Words Out of the Haze feels like the closest thing to a single, if you need one. The vocal floats on a bed of tuned percussion, soft synths, and gently looping patterns that keep resetting the horizon. There is a patience here that rewards close listening. Refree’s background, from producing boundary-pushing pop to rethinking folk traditions, shows in the way he leaves space. Ranaldo uses that space to tell, to reflect, to sketch. The guitars are mostly ghosts, present in texture rather than in riffs, and when they do appear they’re treated like another piece of the ensemble.
Much of the album was crafted between New York and Barcelona, and you can hear that split personality. There is the urban hum of tape machines and room tone, and there is the Mediterranean clarity of hand-played percussion and air around the instruments. The duo talk in interviews about building songs from rhythm up, and the result feels less like a band in a room and more like a small workshop where ideas are soldered and sanded until they click. Little shards of field recordings slip in, voices and clatter, never as gimmick, more as a way to make the music feel lived in.
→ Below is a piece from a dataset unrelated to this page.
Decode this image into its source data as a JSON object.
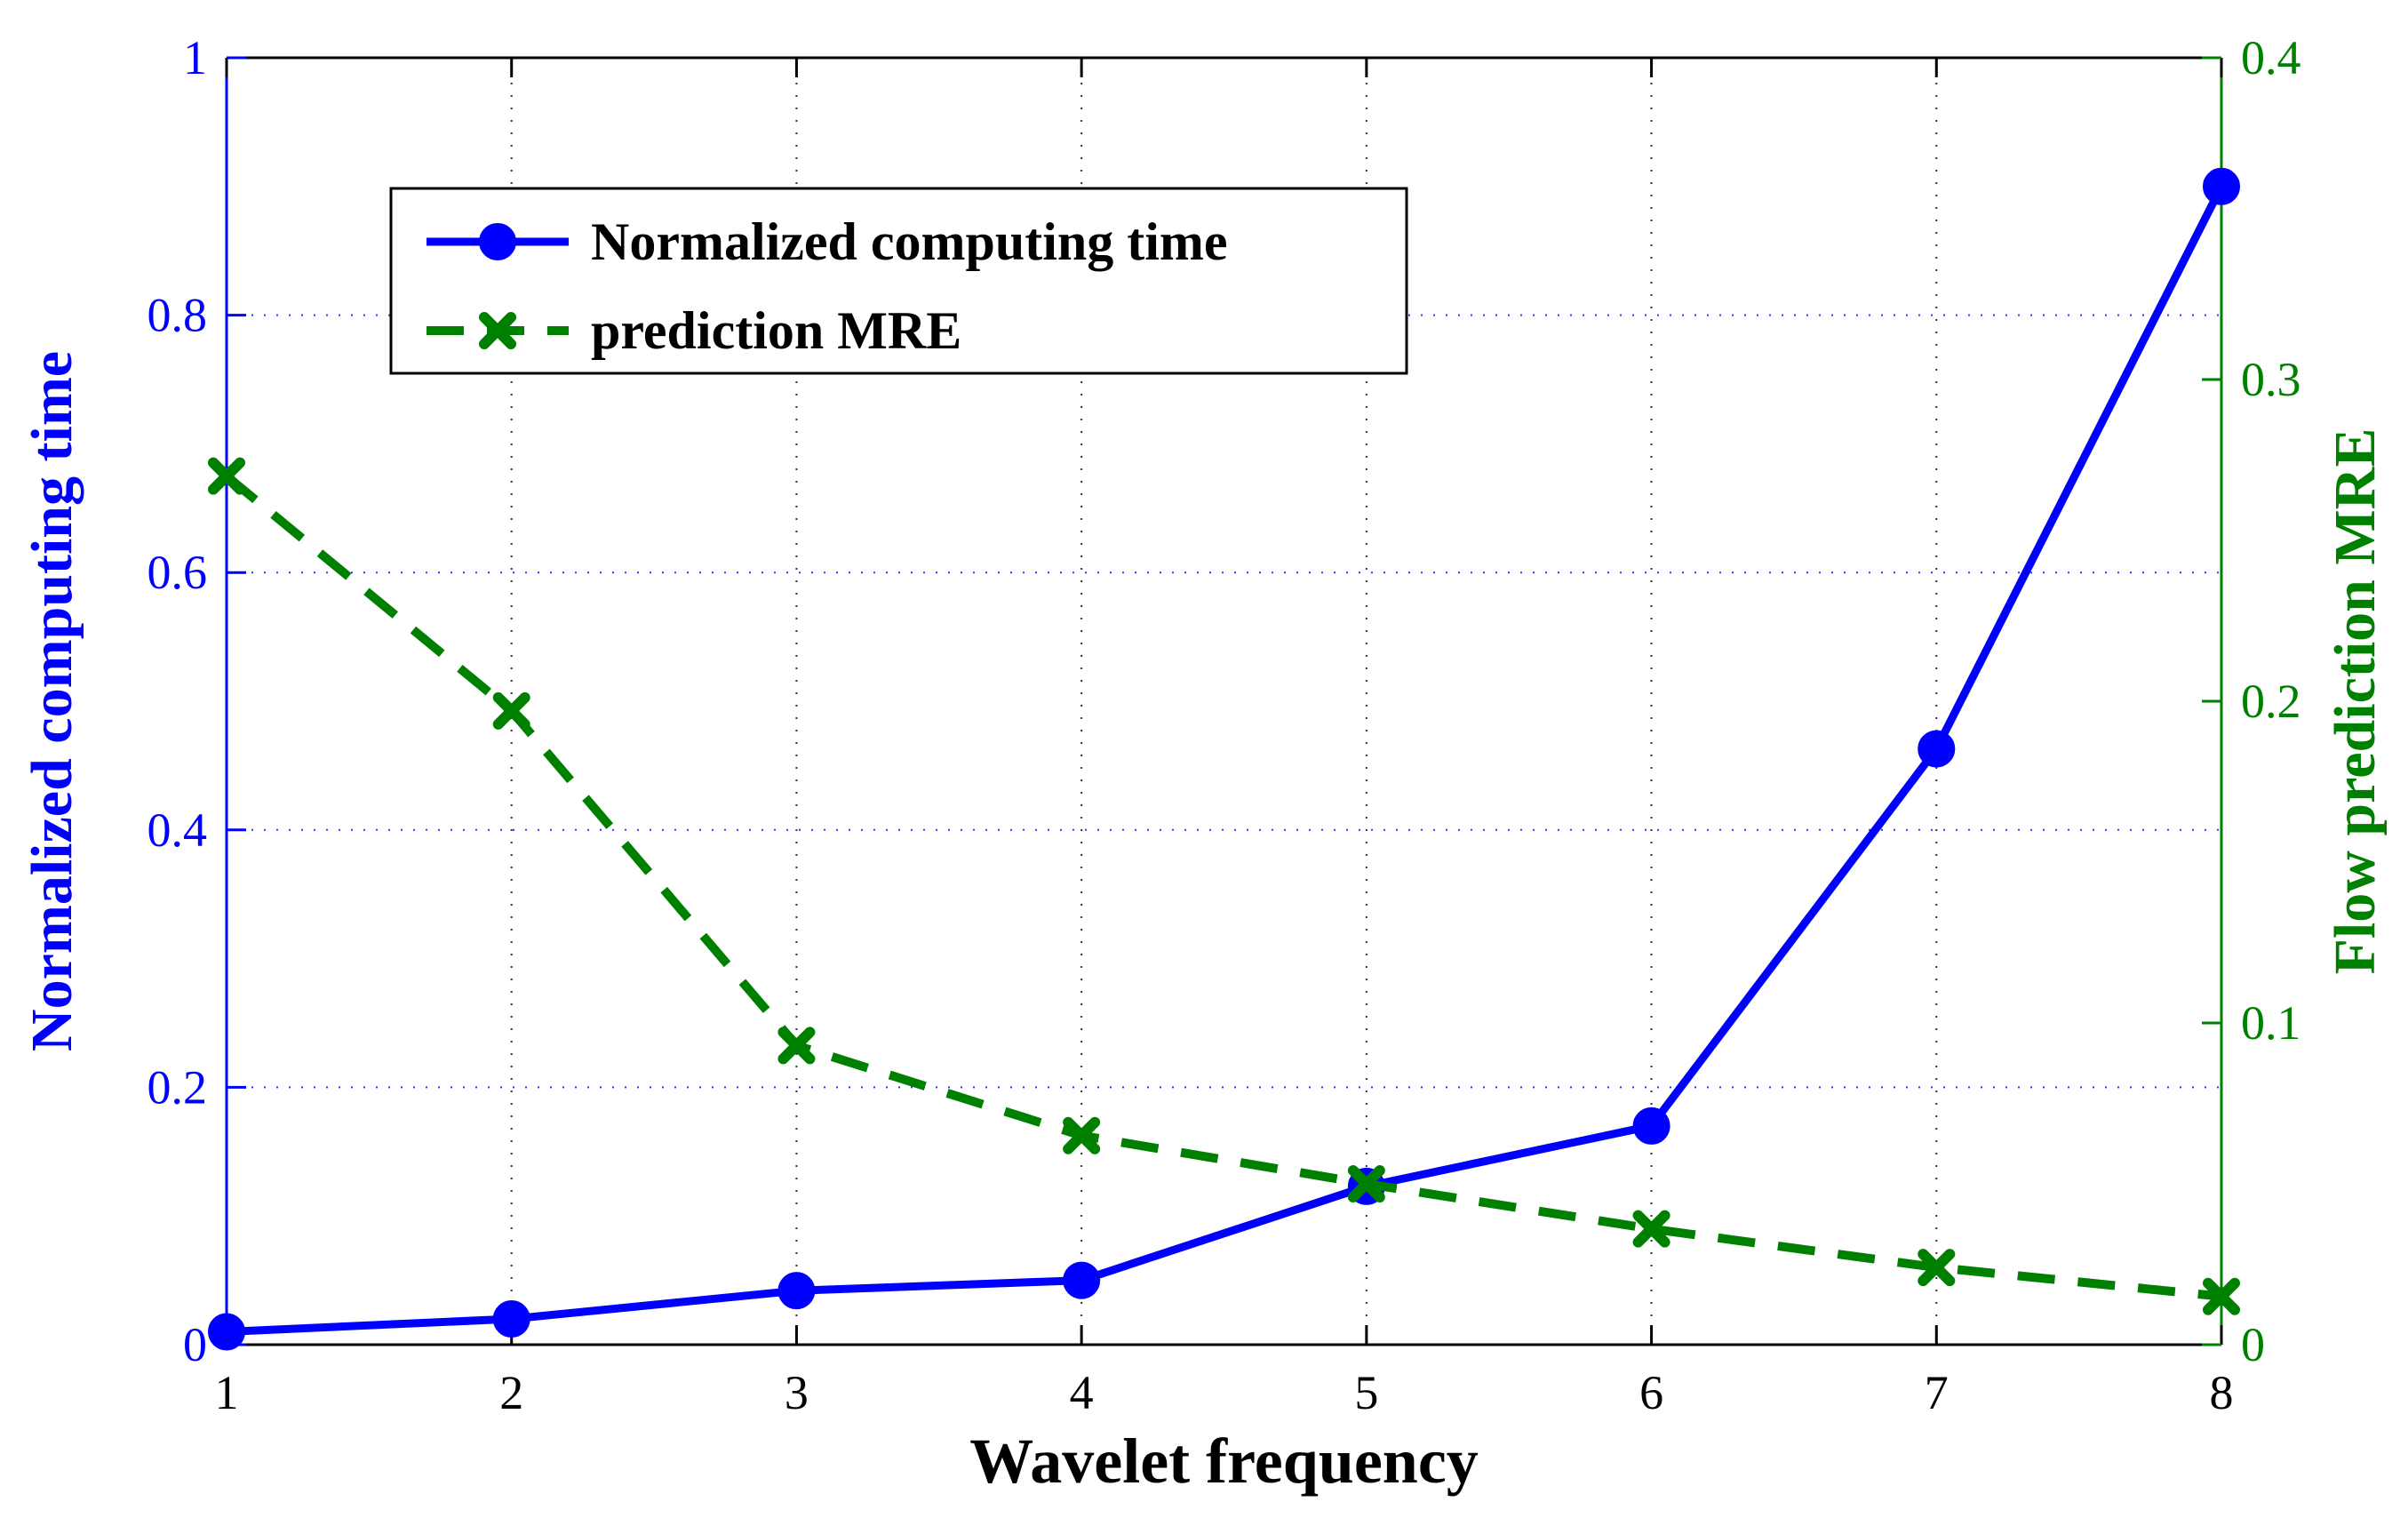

What gives Names Of North End Women its heart is the way it sits with memory and drift. Ranaldo is in storyteller mode, curious rather than confessional, tracing lines between places and people and objects. The writing is specific without being pinned down, and the soundworld mirrors that. You could shelve it with experimental records, but it is not cold. It is humane, even friendly, and it invites you to lean closer. The sequencing makes sense on a turntable too. Side one pulls you into that percussive city of sound, side two lets the pieces breathe and blur. If you are the sort who hunts for Lee Ranaldo vinyl, this one makes a strong case for a spot next to Dirty-era detours and his more song-driven solo sets.
For those who know Refree from his work with artists across Spain, the partnership feels spot on. He is a sensitive shaper of timbre and negative space, and he gives Ranaldo a frame that flatters the voice and the words. When the two lock in, the music blooms into something that is neither rock nor ambient nor poetry with accompaniment, yet borrows energy from all three. It is the sort of record that creeps up on you across a few plays, and then you start hearing those marimba patterns in the tram rattle on the way to work.
If you are browsing a Melbourne record store and stumble on Names Of North End Women vinyl in the Mute section, give it a spin when you get home after dark. The low-end thump and the small percussive clicks sit beautifully on wax, and the quiet passages open up when the needle drops. There are copies around if you want to buy Lee Ranaldo records online, and it sits nicely alongside other Lee Ranaldo albums on vinyl for anyone building out that post-SY shelf. For searchers casting a wider net for vinyl records Australia, this is a tasteful addition that repays repeat listens rather than quick thrills.
It is easy to talk about Ranaldo’s history, but the better story is that he is still searching, and Refree is a brilliant partner for that search. Names Of North End Women is not a victory lap. It is an exploratory walk that finds music in surfaces, syllables, and small movements, and it sounds more alive each time you drop the needle.